Economic independence the way to go… no future for the begging bowl
We can’t say we weren’t warned, since powerful signals came through the spoken word during the United States presidential election campaign.
Yet, happenings, as the policy direction of President Mr Donald Trump takes concrete shape, have left many in shock.
News reports emerged earlier this week that migrants in the USA, including Jamaicans, are living in fear, with many whose status is yet to be legalised choosing to stay home rather than go to work, and even keeping their children out of school.
All that is because of worry about the activities of US Immigration and Customs Enforcement (ICE) personnel, who are busy rounding up thousands of undocumented people — mostly from Latin America and the Caribbean — now living and working in the USA.
The expectation must be that in the not too distant future there will be a flood of people returning home on being deported, with no clear vision of a viable future.

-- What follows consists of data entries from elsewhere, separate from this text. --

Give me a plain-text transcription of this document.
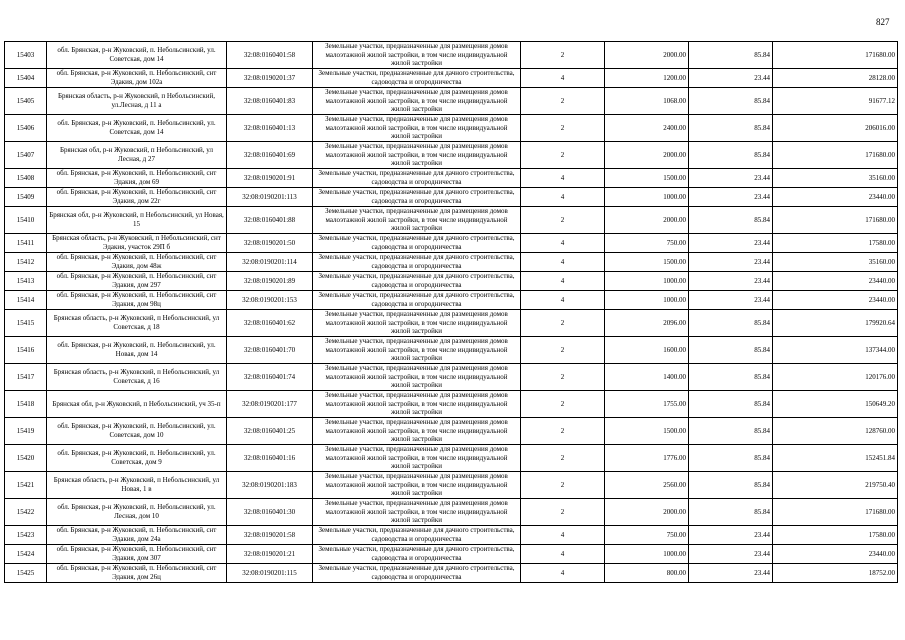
827
15403	обл. Брянская, р-н Жуковский, п. Небольсинский, ул. Советская, дом 14	32:08:0160401:58	Земельные участки, предназначенные для размещения домов малоэтажной жилой застройки, в том числе индивидуальной жилой застройки	2	2000.00	85.84	171680.00
15404	обл. Брянская, р-н Жуковский, п. Небольсинский, снт Эдакия, дом 102а	32:08:0190201:37	Земельные участки, предназначенные для дачного строительства, садоводства и огородничества	4	1200.00	23.44	28128.00
15405	Брянская область, р-н Жуковский, п Небольсинский, ул.Лесная, д 11 а	32:08:0160401:83	Земельные участки, предназначенные для размещения домов малоэтажной жилой застройки, в том числе индивидуальной жилой застройки	2	1068.00	85.84	91677.12
15406	обл. Брянская, р-н Жуковский, п. Небольсинский, ул. Советская, дом 14	32:08:0160401:13	Земельные участки, предназначенные для размещения домов малоэтажной жилой застройки, в том числе индивидуальной жилой застройки	2	2400.00	85.84	206016.00
15407	Брянская обл, р-н Жуковский, п Небольсинский, ул Лесная, д 27	32:08:0160401:69	Земельные участки, предназначенные для размещения домов малоэтажной жилой застройки, в том числе индивидуальной жилой застройки	2	2000.00	85.84	171680.00
15408	обл. Брянская, р-н Жуковский, п. Небольсинский, снт Эдакия, дом 69	32:08:0190201:91	Земельные участки, предназначенные для дачного строительства, садоводства и огородничества	4	1500.00	23.44	35160.00
15409	обл. Брянская, р-н Жуковский, п. Небольсинский, снт Эдакия, дом 22г	32:08:0190201:113	Земельные участки, предназначенные для дачного строительства, садоводства и огородничества	4	1000.00	23.44	23440.00
15410	Брянская обл, р-н Жуковский, п Небольсинский, ул Новая, 15	32:08:0160401:88	Земельные участки, предназначенные для размещения домов малоэтажной жилой застройки, в том числе индивидуальной жилой застройки	2	2000.00	85.84	171680.00
15411	Брянская область, р-н Жуковский, п Небольсинский, снт Эдакия, участок 29П б	32:08:0190201:50	Земельные участки, предназначенные для дачного строительства, садоводства и огородничества	4	750.00	23.44	17580.00
15412	обл. Брянская, р-н Жуковский, п. Небольсинский, снт Эдакия, дом 48ж	32:08:0190201:114	Земельные участки, предназначенные для дачного строительства, садоводства и огородничества	4	1500.00	23.44	35160.00
15413	обл. Брянская, р-н Жуковский, п. Небольсинский, снт Эдакия, дом 297	32:08:0190201:89	Земельные участки, предназначенные для дачного строительства, садоводства и огородничества	4	1000.00	23.44	23440.00
15414	обл. Брянская, р-н Жуковский, п. Небольсинский, снт Эдакия, дом 98ц	32:08:0190201:153	Земельные участки, предназначенные для дачного строительства, садоводства и огородничества	4	1000.00	23.44	23440.00
15415	Брянская область, р-н Жуковский, п Небольсинский, ул Советская, д 18	32:08:0160401:62	Земельные участки, предназначенные для размещения домов малоэтажной жилой застройки, в том числе индивидуальной жилой застройки	2	2096.00	85.84	179920.64
15416	обл. Брянская, р-н Жуковский, п. Небольсинский, ул. Новая, дом 14	32:08:0160401:70	Земельные участки, предназначенные для размещения домов малоэтажной жилой застройки, в том числе индивидуальной жилой застройки	2	1600.00	85.84	137344.00
15417	Брянская область, р-н Жуковский, п Небольсинский, ул Советская, д 16	32:08:0160401:74	Земельные участки, предназначенные для размещения домов малоэтажной жилой застройки, в том числе индивидуальной жилой застройки	2	1400.00	85.84	120176.00
15418	Брянская обл, р-н Жуковский, п Небольсинский, уч 35-п	32:08:0190201:177	Земельные участки, предназначенные для размещения домов малоэтажной жилой застройки, в том числе индивидуальной жилой застройки	2	1755.00	85.84	150649.20
15419	обл. Брянская, р-н Жуковский, п. Небольсинский, ул. Советская, дом 10	32:08:0160401:25	Земельные участки, предназначенные для размещения домов малоэтажной жилой застройки, в том числе индивидуальной жилой застройки	2	1500.00	85.84	128760.00
15420	обл. Брянская, р-н Жуковский, п. Небольсинский, ул. Советская, дом 9	32:08:0160401:16	Земельные участки, предназначенные для размещения домов малоэтажной жилой застройки, в том числе индивидуальной жилой застройки	2	1776.00	85.84	152451.84
15421	Брянская область, р-н Жуковский, п Небольсинский, ул Новая, 1 в	32:08:0190201:183	Земельные участки, предназначенные для размещения домов малоэтажной жилой застройки, в том числе индивидуальной жилой застройки	2	2560.00	85.84	219750.40
15422	обл. Брянская, р-н Жуковский, п. Небольсинский, ул. Лесная, дом 10	32:08:0160401:30	Земельные участки, предназначенные для размещения домов малоэтажной жилой застройки, в том числе индивидуальной жилой застройки	2	2000.00	85.84	171680.00
15423	обл. Брянская, р-н Жуковский, п. Небольсинский, снт Эдакия, дом 24а	32:08:0190201:58	Земельные участки, предназначенные для дачного строительства, садоводства и огородничества	4	750.00	23.44	17580.00
15424	обл. Брянская, р-н Жуковский, п. Небольсинский, снт Эдакия, дом 307	32:08:0190201:21	Земельные участки, предназначенные для дачного строительства, садоводства и огородничества	4	1000.00	23.44	23440.00
15425	обл. Брянская, р-н Жуковский, п. Небольсинский, снт Эдакия, дом 26ц	32:08:0190201:115	Земельные участки, предназначенные для дачного строительства, садоводства и огородничества	4	800.00	23.44	18752.00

Hence the warning from US-based attorney Ms Midas Dionnie Wynter Pfunde that: “…I think the [Jamaican] Prime Minister [Dr Andrew Holness] should be bracing himself on how he is going to rehabilitate these individuals that have not been in the country for the last four to seven years, that have not been back to Jamaica…
“Some of them don’t have a home there; their whole family is living in the United States, they have been here for the last five to seven years and they will need some kind of rehabilitation, so that’s food for thought…”
Such is the current tension we hear that some migrants who are legally resident in the United States are fretful about their future.
Migration issues aside, the world, and more especially those countries on the lower economic rung, have been left stunned by what’s being described as an “unprecedented” 90-day freeze on US aid programmes globally.
We are told that the US Administration’s intent is to take time to review which of myriad humanitarian, development, and security programmes around the world will keep getting monetary support.
Given Washington’s current overt, undiluted posture of “America first” we are left to assume that some aid programmes will be cut or removed completely.
And even for aid that’s eventually resumed, a 90-day freeze is certain to have far-reaching effects.
The World Health Organization (WHO), from which the United States has withdrawn — among the new Administration’s first acts — has warned of serious negative impact of a funding pause on assistance programmes such as those targeting HIV.
“Such measures, if prolonged, could lead to rises in new infections and deaths, reversing decades of progress and potentially taking the world back to the 1980s and 1990s when millions died of HIV every year globally, including many in the United States of America,” said the WHO.
The aid freeze appears to fly in the face of previous US policy to woo and win friends primarily using socio-economic assistance and cooperation.
All of the above, plus talk such as trade tariffs as potential economic weapon, should motivate all countries, especially those most vulnerable including Jamaica and its Caribbean neighbours, to strive by might and main for economic independence, using all available tools.
The begging bowl has no future as far as we can make out.